The molecular expression differences in OSCCs have been studied for different oral cavity sites. At least buccal mucosa and OTSCCs have significantly different expressions of p16 and p21 since downregulation of p16 and p21 expression was seen in 47% of OTSCC cases and only 28% of buccal mucosa carcinomas21,33. Telomerase activity has also been reported to differ significantly among tumors in non-keratinized mucosa like FOM and ventrolateral tongue34. Keratinized and non-keratinized epithelia also differ in cellular protein content26. A study examining the site-specific gene expression of OSCC found differences in protein regulation patterns, especially for tongue and FOM OSCCs. XIAP, an inhibitor of apoptosis that prevents caspase activation, was strongly expressed in FOM SCCs, in contrast to OTSCCs, in which the expression levels were low35,36. Similar variable results were also seen in expression levels of p53, CA IX, beta-catenin, HIf-1-alpha, and c-kit among these sites36.
Limitations
The retrospective setting of the study has some limitations. Smoking and alcohol history was based on patient self-report, which likely leads to underreporting of results. Therefore, the limit of heavy alcohol consumption was set at seven servings per week, according to a previous cancer study37. Different tobacco products could not be determined. In addition, the number of cigarettes was not assessed. Our findings also have limited generalizability to other countries. At the population level, the differences can be explained by the effects of carcinogenic sources other than tobacco, smoking, and alcohol.

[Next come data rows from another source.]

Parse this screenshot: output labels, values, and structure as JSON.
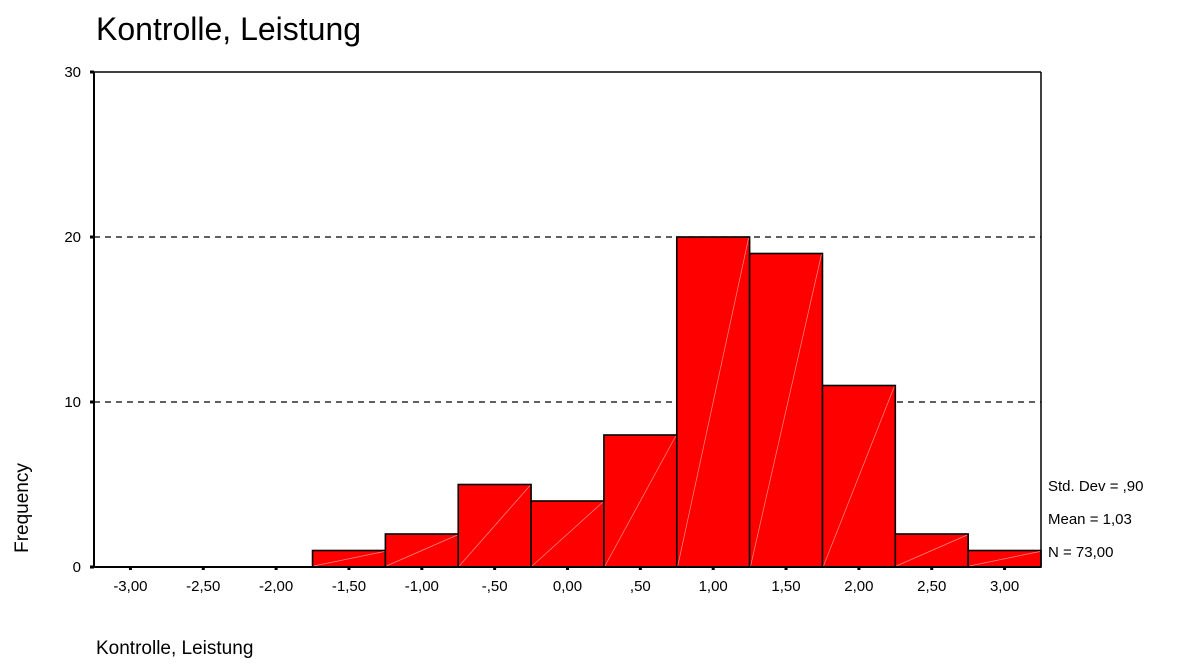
{
  "chart_data": {
    "type": "bar",
    "title": "Kontrolle, Leistung",
    "xlabel": "Kontrolle, Leistung",
    "ylabel": "Frequency",
    "x_ticks": [
      "-3,00",
      "-2,50",
      "-2,00",
      "-1,50",
      "-1,00",
      "-,50",
      "0,00",
      ",50",
      "1,00",
      "1,50",
      "2,00",
      "2,50",
      "3,00"
    ],
    "x_tick_values": [
      -3.0,
      -2.5,
      -2.0,
      -1.5,
      -1.0,
      -0.5,
      0.0,
      0.5,
      1.0,
      1.5,
      2.0,
      2.5,
      3.0
    ],
    "xlim": [
      -3.25,
      3.25
    ],
    "bin_width": 0.5,
    "bins": [
      {
        "center": -1.5,
        "count": 1
      },
      {
        "center": -1.0,
        "count": 2
      },
      {
        "center": -0.5,
        "count": 5
      },
      {
        "center": 0.0,
        "count": 4
      },
      {
        "center": 0.5,
        "count": 8
      },
      {
        "center": 1.0,
        "count": 20
      },
      {
        "center": 1.5,
        "count": 19
      },
      {
        "center": 2.0,
        "count": 11
      },
      {
        "center": 2.5,
        "count": 2
      },
      {
        "center": 3.0,
        "count": 1
      }
    ],
    "y_ticks": [
      "0",
      "10",
      "20",
      "30"
    ],
    "y_tick_values": [
      0,
      10,
      20,
      30
    ],
    "ylim": [
      0,
      30
    ],
    "grid": "horizontal dashed at 10 and 20",
    "bar_color": "#ff0000",
    "stats": {
      "std_dev": "Std. Dev = ,90",
      "mean": "Mean = 1,03",
      "n": "N = 73,00"
    }
  }
}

OSCCs of different sites have differences in etiology. SCC of FOM appears to be almost entirely cancer caused by the common carcinogens of tobacco and alcohol. Examining the site-wise heterogeneity in OSCC would also be important for planning cancer treatment since tumor sites seem to differ in molecular expression profiles. FOM may be deficient in some structures that predispose to OTSCC, the rate of which has increased in NSND patients. In addition, the male-to-female ratio is also higher for FOM cancer than for cancers of the gingiva or tongue. Although differences in alcohol use and smoking habits could partly explain this, gender-associated endogenous factors also warrant investigation16.